La nécessité de se repositionner sur des normes éco-responsables est aussi - soulignons-le - un des sujets d'investissements légers mentionnés dans les dossiers de demande de PGE...
Fini le tourisme pressé, place au tourisme raisonné
Le Covid-19 va permettre au “tourisme raisonné” de remplacer le “tourisme effréné”, selon Carlo Ratti, directeur du centre de recherche au Senseable City Lab, du Massachussets Institute of Technology (MIT). Ce chercheur voit venir un tourisme davantage fondé sur la durée, selon sa tribune publiée le 2 octobre dans Le Monde. Les séjours seront plus longs, ce qui invite à réfléchir sur les périodes choisies par les touristes. La sédentarité du client (opposée à l’excès de nomadisme, lors de vacances trépidantes) réduira la propagation de l’épidémie, car la “fréquence des déplacements” est aussi importante que la “distance parcourue”, affirme le MIT. Les mobilités seront modifiées : on voyagera « raisonné » en passant plus de temps au même endroit plutôt que de courir d’un lieu à l’autre. Cette semaine, par exemple, Booking expliquait que ses clients avaient réservé, en moyenne, à 250 Kms de chez eux maximum...
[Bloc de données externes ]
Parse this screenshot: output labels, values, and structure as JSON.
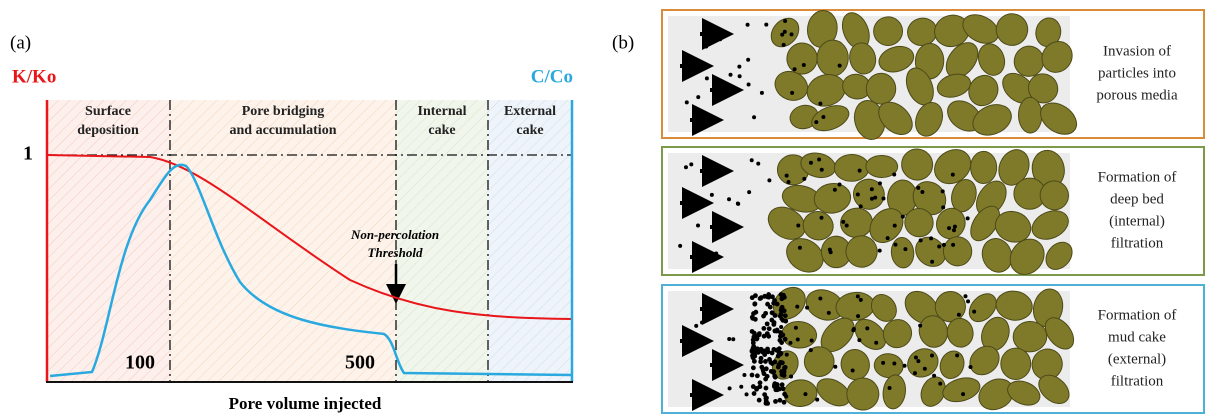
{
  "panel_a": {
    "label": "(a)",
    "left_axis_label": "K/Ko",
    "right_axis_label": "C/Co",
    "regions": [
      {
        "lines": [
          "Surface",
          "deposition"
        ]
      },
      {
        "lines": [
          "Pore bridging",
          "and accumulation"
        ]
      },
      {
        "lines": [
          "Internal",
          "cake"
        ]
      },
      {
        "lines": [
          "External",
          "cake"
        ]
      }
    ],
    "reference_label": "1",
    "markers": [
      "100",
      "500"
    ],
    "annotation": [
      "Non-percolation",
      "Threshold"
    ],
    "x_axis_label": "Pore volume injected"
  },
  "panel_b": {
    "label": "(b)",
    "stages": [
      {
        "lines": [
          "Invasion of",
          "particles into",
          "porous media"
        ]
      },
      {
        "lines": [
          "Formation of",
          "deep bed",
          "(internal)",
          "filtration"
        ]
      },
      {
        "lines": [
          "Formation of",
          "mud cake",
          "(external)",
          "filtration"
        ]
      }
    ]
  }
}
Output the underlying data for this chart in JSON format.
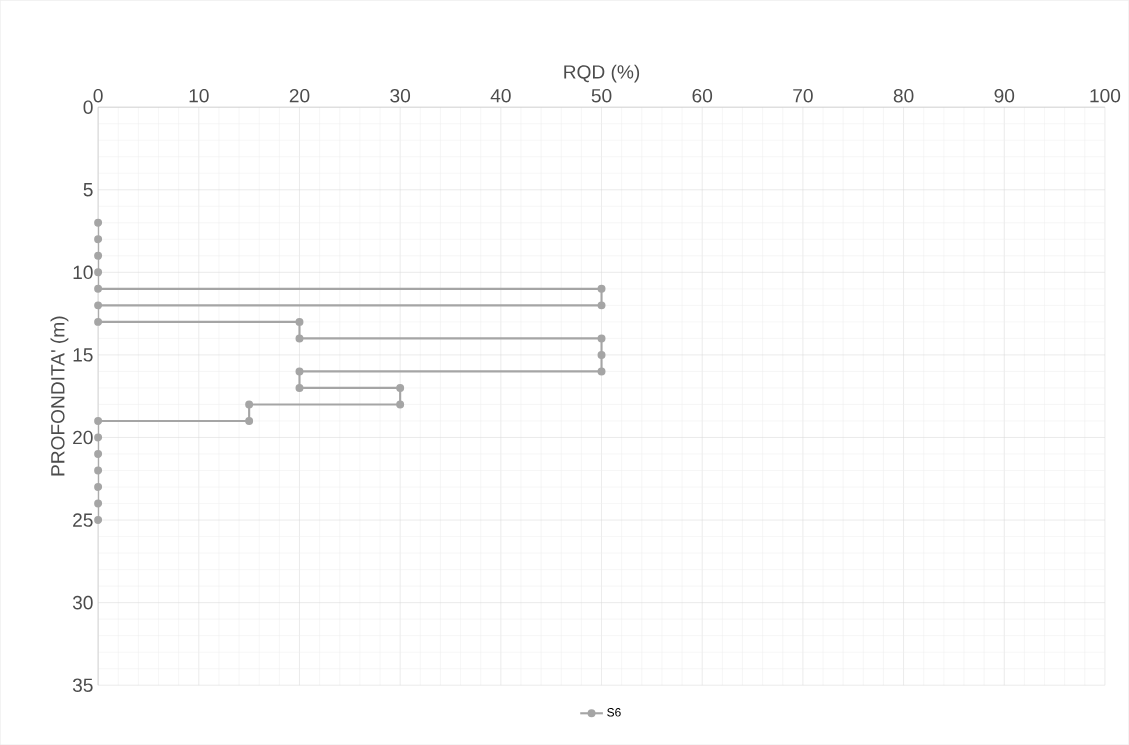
{
  "chart_data": {
    "type": "line",
    "xlabel": "RQD (%)",
    "ylabel": "PROFONDITA' (m)",
    "xlim": [
      0,
      100
    ],
    "xticks": [
      0,
      10,
      20,
      30,
      40,
      50,
      60,
      70,
      80,
      90,
      100
    ],
    "ylim": [
      35,
      0
    ],
    "yticks": [
      0,
      5,
      10,
      15,
      20,
      25,
      30,
      35
    ],
    "grid": true,
    "legend": "bottom",
    "marker": "circle",
    "line_style": "solid",
    "series": [
      {
        "name": "S6",
        "color": "#a5a5a5",
        "x": [
          0,
          0,
          0,
          0,
          0,
          50,
          50,
          0,
          0,
          20,
          20,
          50,
          50,
          50,
          20,
          20,
          30,
          30,
          15,
          15,
          0,
          0,
          0,
          0,
          0,
          0,
          0
        ],
        "values": [
          7,
          8,
          9,
          10,
          11,
          11,
          12,
          12,
          13,
          13,
          14,
          14,
          15,
          16,
          16,
          17,
          17,
          18,
          18,
          19,
          19,
          20,
          21,
          22,
          23,
          24,
          25
        ]
      }
    ]
  }
}
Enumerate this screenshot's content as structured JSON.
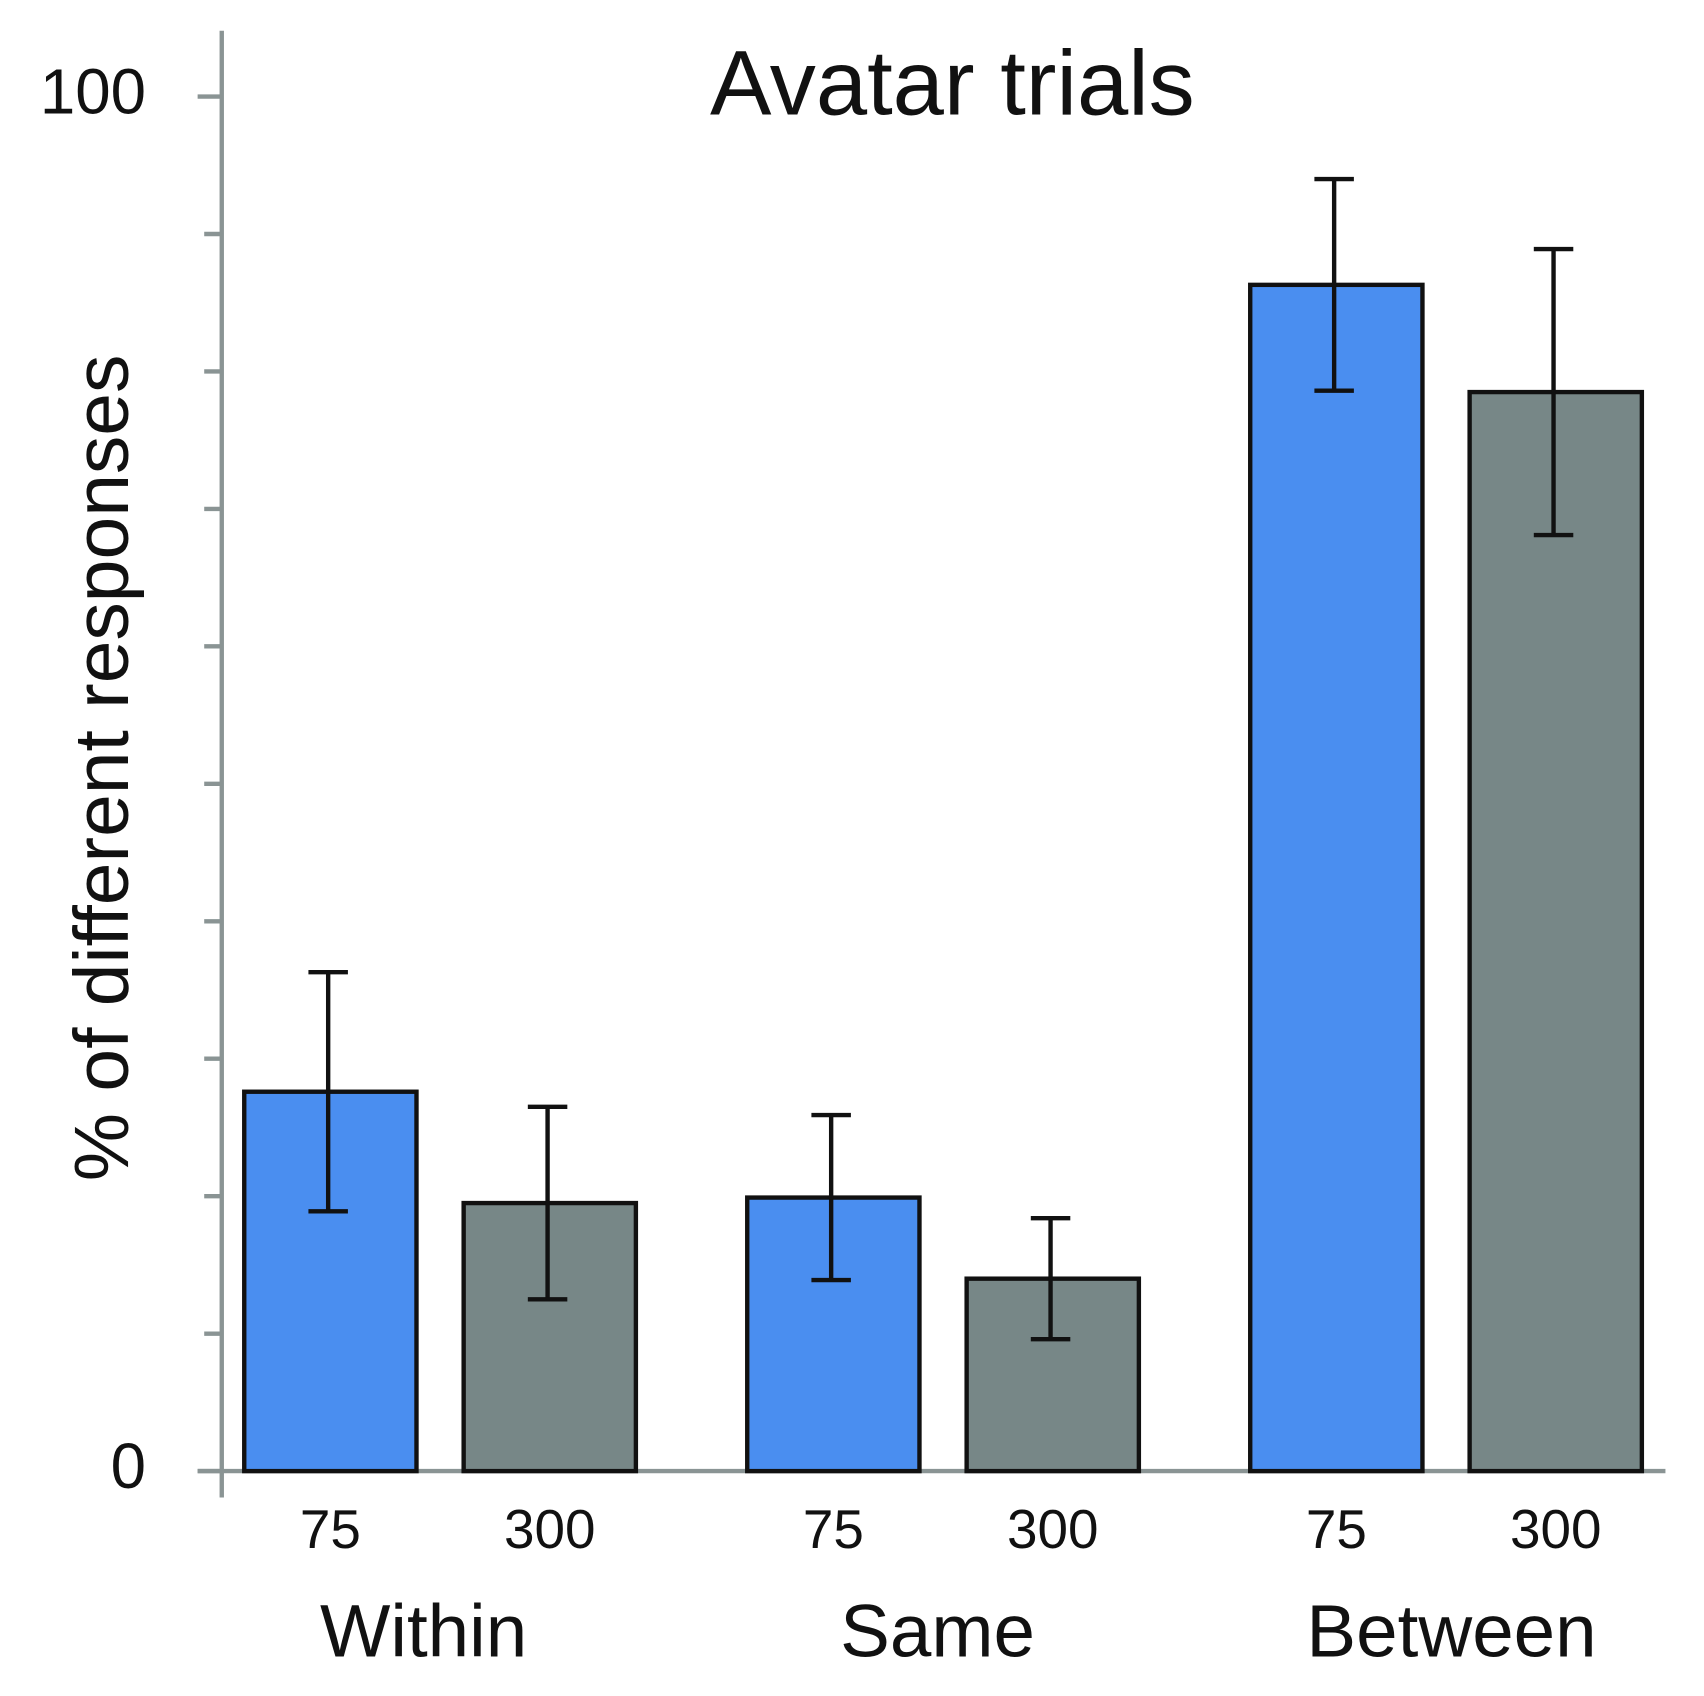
{
  "chart_data": {
    "type": "bar",
    "title": "Avatar trials",
    "y_label": "% of different responses",
    "categories": [
      "Within",
      "Same",
      "Between"
    ],
    "series": [
      {
        "name": "75",
        "color": "#4a8ef0",
        "values": [
          27.6,
          19.9,
          86.3
        ],
        "errors": [
          8.7,
          6.0,
          7.7
        ]
      },
      {
        "name": "300",
        "color": "#778787",
        "values": [
          19.5,
          14.0,
          78.5
        ],
        "errors": [
          7.0,
          4.4,
          10.4
        ]
      }
    ],
    "ylim": [
      0,
      100
    ],
    "yticks": [
      0,
      100
    ],
    "minor_yticks": [
      10,
      20,
      30,
      40,
      50,
      60,
      70,
      80,
      90
    ]
  }
}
Une autre vertu de cette évolution (qui reste à démontrer), est la prise de responsabilités : les touristes raisonnés seraient davantage connectés aux lieux et rechercheraient une intégration et une contribution à la vie locale.
Si rester plus longtemps au même endroit réduit le risque de propagation du Covid-19, cet argument sanitaire, qui dirige déjà les grandes politiques d’Etat, guidera votre stratégie commerciale. Carlo Ratti prédit une démocratisation de l’industrie touristique signifiée par ces séjours de longue durée (auparavant réservés aux publics aisés), aidés par le flexcation. Des destinations peu connues pourraient attirer davantage de visiteurs et produire de nouvelles aventures humaines. Dans l’immédiat, cela ne coûte pas grand chose de tester ce monde d’après, en offrant des réductions aux voyageurs qui restent plus longtemps... La tendance est là, le marché y poursuit sa croissance ... cette piste reste l'une des plus sérieuses à investir pour les prochaines saisons.